With another day in near silence and definite boredom finished, Caroline chose to reward herself with shopping. The village near Rosings was a quaint place interspersed with small parks, sprawling trees, and a babbling stream winding its way in, around, and under some of the paths. Caroline despised it. The people dressed so simply, the stores sold so little, and her boredom could not be greater.
As she scanned a window display, her eyes tracked as a beetle worked its way out under from a dress skirt and scurried towards her. With a huff of disgust, she glided away with a full shudder taking over her body as she rounded the corner. Her momentum was soon stopped as she ran straight into a solid wall of man.
She scoffed and glared upwards - right into the face of Colonel Richard Fitzwilliam - and could do little to suppress the groan that emanated out of her throat.
"Ah, what a joy it is to see you as well, Miss Bingley. I have been counting the minutes since we last parted," the colonel said with a smirk tipping up one side of his mouth.
"Truthfully, sir, I have not the time, interest, or enthusiasm for this encounter today and must beg of you to leave me be. I have a distinct mission and I will not have it sidetracked - particularly when I have a strange feeling that distraction is your primary objective," she replied coolly. She backed up her ire with a glare focused right into his eyes. His very blue, blue eyes.
"Ah, but Miss Bingley, any day could be a shopping day.

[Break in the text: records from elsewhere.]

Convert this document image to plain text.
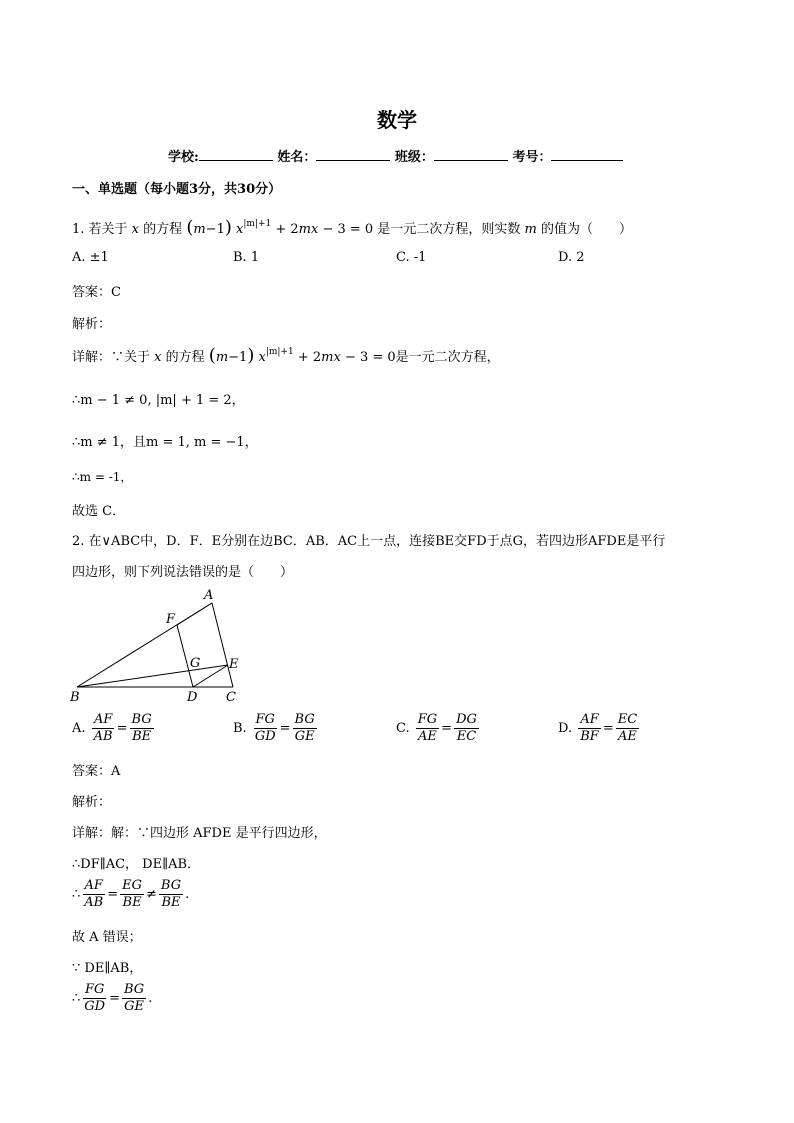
数学
学校:	姓名：	班级：	考号：
一、单选题（每小题3分，共30分）
1. 若关于 x 的方程 (m−1) $x^{|m|+1} + 2mx - 3 = 0$ 是一元二次方程，则实数 m 的值为（　　）
A. ±1	B. 1	C. -1	D. 2
答案：C
解析：
详解：∵关于 x 的方程 (m−1) $x^{|m|+1} + 2mx - 3 = 0$是一元二次方程，
∴m − 1 ≠ 0, |m| + 1 = 2，
∴m ≠ 1，且m = 1, m = −1，
∴m = -1，
故选 C．
2. 在∨ABC中，D．F．E分别在边BC．AB．AC上一点，连接BE交FD于点G，若四边形AFDE是平行
四边形，则下列说法错误的是（　　）
A
F
G E
B	D C
A. $\frac{AF}{AB} = \frac{BG}{BE}$	B. $\frac{FG}{GD} = \frac{BG}{GE}$	C. $\frac{FG}{AE} = \frac{DG}{EC}$	D. $\frac{AF}{BF} = \frac{EC}{AE}$
答案：A
解析：
详解：解：∵四边形 AFDE 是平行四边形，
∴DF∥AC， DE∥AB．
∴ $\frac{AF}{AB} = \frac{EG}{BE} \ne \frac{BG}{BE}$ .
故 A 错误；
∵ DE∥AB，
∴ $\frac{FG}{GD} = \frac{BG}{GE}$ .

I merely wish to continue our most pleasant acquaintance that has been resurrected as of the other evening."
"Oddly, you may find that you are alone in your sentiments about this relationship," she responded. "As if today could not get any worse, I find myself tiring quickly and wishing only to go home, freshen up, and dream of being back in London."

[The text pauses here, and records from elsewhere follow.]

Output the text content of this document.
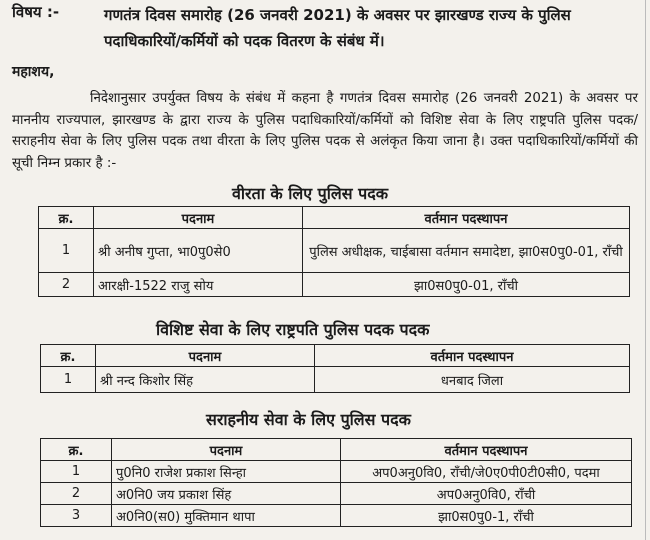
विषय :-	गणतंत्र दिवस समारोह (26 जनवरी 2021) के अवसर पर झारखण्ड राज्य के पुलिस पदाधिकारियों/कर्मियों को पदक वितरण के संबंध में।
महाशय,
निदेशानुसार उपर्युक्त विषय के संबंध में कहना है गणतंत्र दिवस समारोह (26 जनवरी 2021) के अवसर पर माननीय राज्यपाल, झारखण्ड के द्वारा राज्य के पुलिस पदाधिकारियों/कर्मियों को विशिष्ट सेवा के लिए राष्ट्रपति पुलिस पदक/सराहनीय सेवा के लिए पुलिस पदक तथा वीरता के लिए पुलिस पदक से अलंकृत किया जाना है। उक्त पदाधिकारियों/कर्मियों की सूची निम्न प्रकार है :-
वीरता के लिए पुलिस पदक
क्र.	पदनाम	वर्तमान पदस्थापन
1	श्री अनीष गुप्ता, भा0पु0से0	पुलिस अधीक्षक, चाईबासा वर्तमान समादेष्टा, झा0स0पु0-01, राँची
2	आरक्षी-1522 राजु सोय	झा0स0पु0-01, राँची
विशिष्ट सेवा के लिए राष्ट्रपति पुलिस पदक पदक
क्र.	पदनाम	वर्तमान पदस्थापन
1	श्री नन्द किशोर सिंह	धनबाद जिला
सराहनीय सेवा के लिए पुलिस पदक
क्र.	पदनाम	वर्तमान पदस्थापन
1	पु0नि0 राजेश प्रकाश सिन्हा	अप0अनु0वि0, राँची/जे0ए0पी0टी0सी0, पदमा
2	अ0नि0 जय प्रकाश सिंह	अप0अनु0वि0, राँची
3	अ0नि0(स0) मुक्तिमान थापा	झा0स0पु0-1, राँची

"So this is you at your least fresh?" he cocked his head at her. "You are a picture of perfection, I cannot imagine what you must look like at the first light of day."
Unwillingly, his words evoked thoughts of a morning spent waking up to him in her mind. How horrifying. "As stated previously, I have no time for your carefree attitude. Now please, if you'll excuse me, I am off to meet my sister back at our cottage."
Just as she nodded to him and began to walk around him, she felt him reach to grasp her wrist, just like the other day at Rosings. And just like that day, he raised her hand to his lips. Before he could succeed, she tugged her hand away. Unable to stop a slight grin from coloring her face, she curtsied and looked upwards at him.
"Good day, Colonel."
Watching as she walked away, it was all Richard could do to keep himself from laughing aloud. He wasn't nearly done with flirting with this spitfire of a woman, that was for certain.